Il jeta un regard suspicieux vers Ayrith :

« Tu as essayé, toi ?

— Je m'y suis mis il y a... quelques années... Et pis ce n'est pas le propos.

— De toute façon, il suffit que quelque chose soit dangereux pour que tu t'y essayes, non ? Tu peux parler de Blue...

— Tu ferais mieux de t'appliquer au lieu de râler. »

Lukas se pencha légèrement, provoquant une accélération du planosurf. Il fonça à toute allure dans les tourbillons et opéra un cercle complet avant de basculer. Le garçon tomba dans le fluide, sentant dans sa bouche son étrange goût à la fois doux et métallique. Il roula plusieurs fois sur lui-même et finit par se retrouver assis dans le sable, environné par les courants peu profonds du littoral.

« Eh, pas mal ! s'écria Ayrith. Tu as tenu plus de trois secondes ! C'est déjà mieux que ma première tentative... »

Lukas plissa le nez à ce compliment d'autant plus douteux que le plongeur devait logiquement avoir douze ans ou moins lors de cette fameuse première tentative.

« Tu ne t'es pas fait mal au moins ? ajouta le plongeur avec une agaçante sollicitude.

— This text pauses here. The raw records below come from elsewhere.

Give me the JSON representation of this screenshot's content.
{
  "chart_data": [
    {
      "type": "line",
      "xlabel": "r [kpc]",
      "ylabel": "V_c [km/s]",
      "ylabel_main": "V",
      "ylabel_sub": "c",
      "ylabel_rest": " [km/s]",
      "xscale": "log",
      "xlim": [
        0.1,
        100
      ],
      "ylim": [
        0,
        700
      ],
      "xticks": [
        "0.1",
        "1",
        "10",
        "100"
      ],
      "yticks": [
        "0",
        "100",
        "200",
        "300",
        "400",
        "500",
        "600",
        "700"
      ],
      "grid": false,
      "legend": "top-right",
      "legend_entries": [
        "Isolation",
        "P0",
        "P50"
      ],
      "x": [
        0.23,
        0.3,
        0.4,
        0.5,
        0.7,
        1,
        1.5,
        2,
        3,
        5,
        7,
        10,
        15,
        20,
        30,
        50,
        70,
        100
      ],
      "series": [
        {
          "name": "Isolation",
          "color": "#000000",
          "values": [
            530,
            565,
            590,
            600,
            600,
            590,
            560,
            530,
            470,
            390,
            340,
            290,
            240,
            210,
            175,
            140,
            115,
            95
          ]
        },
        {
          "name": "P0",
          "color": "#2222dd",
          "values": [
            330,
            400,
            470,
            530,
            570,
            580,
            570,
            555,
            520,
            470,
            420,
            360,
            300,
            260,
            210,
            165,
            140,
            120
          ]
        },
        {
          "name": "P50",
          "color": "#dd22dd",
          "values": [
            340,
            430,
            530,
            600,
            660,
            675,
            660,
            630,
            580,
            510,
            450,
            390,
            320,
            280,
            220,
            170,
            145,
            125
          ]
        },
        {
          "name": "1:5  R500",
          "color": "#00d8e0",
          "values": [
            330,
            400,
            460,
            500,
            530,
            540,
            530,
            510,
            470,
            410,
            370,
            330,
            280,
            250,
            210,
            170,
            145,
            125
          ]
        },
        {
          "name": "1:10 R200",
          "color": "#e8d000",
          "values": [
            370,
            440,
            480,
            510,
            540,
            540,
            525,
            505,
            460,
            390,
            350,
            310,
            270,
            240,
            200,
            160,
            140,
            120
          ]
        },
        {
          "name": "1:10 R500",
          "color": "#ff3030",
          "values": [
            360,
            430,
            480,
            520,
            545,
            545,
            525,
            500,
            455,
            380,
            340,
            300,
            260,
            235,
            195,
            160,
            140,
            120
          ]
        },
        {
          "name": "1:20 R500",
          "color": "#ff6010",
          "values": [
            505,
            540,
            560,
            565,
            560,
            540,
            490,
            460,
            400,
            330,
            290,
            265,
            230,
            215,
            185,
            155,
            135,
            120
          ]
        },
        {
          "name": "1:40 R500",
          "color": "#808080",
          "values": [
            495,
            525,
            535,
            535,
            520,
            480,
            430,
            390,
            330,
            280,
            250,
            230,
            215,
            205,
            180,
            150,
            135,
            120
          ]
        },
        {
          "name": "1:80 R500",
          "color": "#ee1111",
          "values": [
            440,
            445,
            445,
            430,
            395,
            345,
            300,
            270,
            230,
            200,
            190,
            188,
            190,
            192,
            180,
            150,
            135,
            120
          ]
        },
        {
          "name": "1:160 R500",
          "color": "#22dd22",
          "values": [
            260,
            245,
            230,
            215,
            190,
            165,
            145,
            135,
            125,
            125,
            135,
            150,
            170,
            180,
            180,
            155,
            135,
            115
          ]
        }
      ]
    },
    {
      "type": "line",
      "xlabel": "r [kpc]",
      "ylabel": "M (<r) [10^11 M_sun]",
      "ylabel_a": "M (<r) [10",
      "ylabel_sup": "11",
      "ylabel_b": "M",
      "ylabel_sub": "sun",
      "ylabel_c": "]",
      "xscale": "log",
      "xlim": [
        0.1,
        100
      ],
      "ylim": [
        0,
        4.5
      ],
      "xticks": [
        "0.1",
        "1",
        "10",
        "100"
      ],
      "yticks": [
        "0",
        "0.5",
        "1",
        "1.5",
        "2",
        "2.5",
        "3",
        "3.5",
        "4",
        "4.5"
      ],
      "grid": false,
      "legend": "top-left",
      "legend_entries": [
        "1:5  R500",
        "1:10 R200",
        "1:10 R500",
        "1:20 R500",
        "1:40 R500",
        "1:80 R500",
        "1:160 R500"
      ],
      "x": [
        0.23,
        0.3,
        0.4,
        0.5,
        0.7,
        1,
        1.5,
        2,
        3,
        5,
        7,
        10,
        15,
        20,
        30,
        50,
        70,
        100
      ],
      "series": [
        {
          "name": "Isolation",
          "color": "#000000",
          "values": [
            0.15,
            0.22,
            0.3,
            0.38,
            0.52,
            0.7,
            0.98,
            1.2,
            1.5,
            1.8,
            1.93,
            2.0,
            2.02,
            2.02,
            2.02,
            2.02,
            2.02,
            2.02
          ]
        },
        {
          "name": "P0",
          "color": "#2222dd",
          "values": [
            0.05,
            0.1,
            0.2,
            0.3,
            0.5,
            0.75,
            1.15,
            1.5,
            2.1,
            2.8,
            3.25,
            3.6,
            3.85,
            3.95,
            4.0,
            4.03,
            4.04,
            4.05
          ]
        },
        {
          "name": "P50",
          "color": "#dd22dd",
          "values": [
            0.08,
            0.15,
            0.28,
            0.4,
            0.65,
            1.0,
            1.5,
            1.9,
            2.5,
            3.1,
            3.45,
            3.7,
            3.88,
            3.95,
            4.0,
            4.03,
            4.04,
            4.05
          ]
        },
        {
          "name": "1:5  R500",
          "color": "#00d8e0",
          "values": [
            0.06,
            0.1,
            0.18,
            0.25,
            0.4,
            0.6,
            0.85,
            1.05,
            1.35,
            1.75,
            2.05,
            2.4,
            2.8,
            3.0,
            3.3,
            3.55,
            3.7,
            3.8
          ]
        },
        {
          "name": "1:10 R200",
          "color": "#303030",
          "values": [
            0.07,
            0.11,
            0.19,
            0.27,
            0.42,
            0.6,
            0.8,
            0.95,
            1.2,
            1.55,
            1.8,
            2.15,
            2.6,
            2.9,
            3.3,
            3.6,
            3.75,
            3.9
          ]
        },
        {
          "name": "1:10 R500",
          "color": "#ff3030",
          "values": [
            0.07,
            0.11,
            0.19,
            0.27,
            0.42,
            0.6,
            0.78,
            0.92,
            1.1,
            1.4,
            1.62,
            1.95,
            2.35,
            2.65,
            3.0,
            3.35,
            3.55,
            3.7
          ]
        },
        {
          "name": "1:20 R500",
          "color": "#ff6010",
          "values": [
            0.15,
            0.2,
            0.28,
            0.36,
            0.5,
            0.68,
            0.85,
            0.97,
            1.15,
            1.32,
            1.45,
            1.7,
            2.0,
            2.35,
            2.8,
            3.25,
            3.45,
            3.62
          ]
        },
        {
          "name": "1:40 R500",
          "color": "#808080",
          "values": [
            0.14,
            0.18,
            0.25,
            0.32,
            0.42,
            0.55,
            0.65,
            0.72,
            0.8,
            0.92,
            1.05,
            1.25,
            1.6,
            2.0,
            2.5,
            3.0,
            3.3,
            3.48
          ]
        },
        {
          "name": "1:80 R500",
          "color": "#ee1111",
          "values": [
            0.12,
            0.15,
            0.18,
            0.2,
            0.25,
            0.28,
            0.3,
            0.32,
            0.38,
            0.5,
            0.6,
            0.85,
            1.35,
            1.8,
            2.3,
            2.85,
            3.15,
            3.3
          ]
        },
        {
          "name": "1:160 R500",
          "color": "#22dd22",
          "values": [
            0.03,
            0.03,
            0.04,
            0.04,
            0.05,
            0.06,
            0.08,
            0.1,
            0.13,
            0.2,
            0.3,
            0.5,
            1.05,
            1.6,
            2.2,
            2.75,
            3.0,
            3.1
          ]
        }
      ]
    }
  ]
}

— Ça va, grommela le garçon.

— Prêt pour un second essai ? »

Il jeta vers Ayrith un regard déterminé ; sautant sur ses pieds, il récupéra la planche qui flottait mollement à côté de lui et retourna sur le sable. Il remit l'engin en place et se lança de nouveau... Cette fois, il réussit à tenir debout quelques secondes de plus avant de choir dans les flots de Margarita. Mais il commençait à prendre goût à l'exercice.

Derrière lui, il entendait le plongeur lui crier des conseils :

« Redresse-toi ! Ne lutte pas contre les tourbillons, au contraire, va dans leur sens ! »

Même si au début, devoir suivre les directives du jeune homme l'ennuyait prodigieusement, il se mit instinctivement à les écouter. L'exercice devenait de plus en plus plaisant, en dépit des multiples chutes qui concluaient invariablement ses tentatives. Il se surprit à sourire de toutes ses dents, voire à rire quand il se retrouvait précipité dans les remous. Il ne se rappelait pas s'être autant amusé depuis son départ de Stellae. Ou même avant. Sans se préoccuper de ce qu'on pouvait penser de lui... Il n'aurait jamais cru pouvoir ainsi se laisser aller, d'autant moins avec Ayrith.

Brièvement, il songe qu'il s'était rarement senti aussi libre, aussi insouciant... Le monde extérieur, finalement, s'était montré moins rude envers lui que sa ville natale. Peut-être qu'après tout, un avenir l'attendait sur les rives nacrées de Margarita.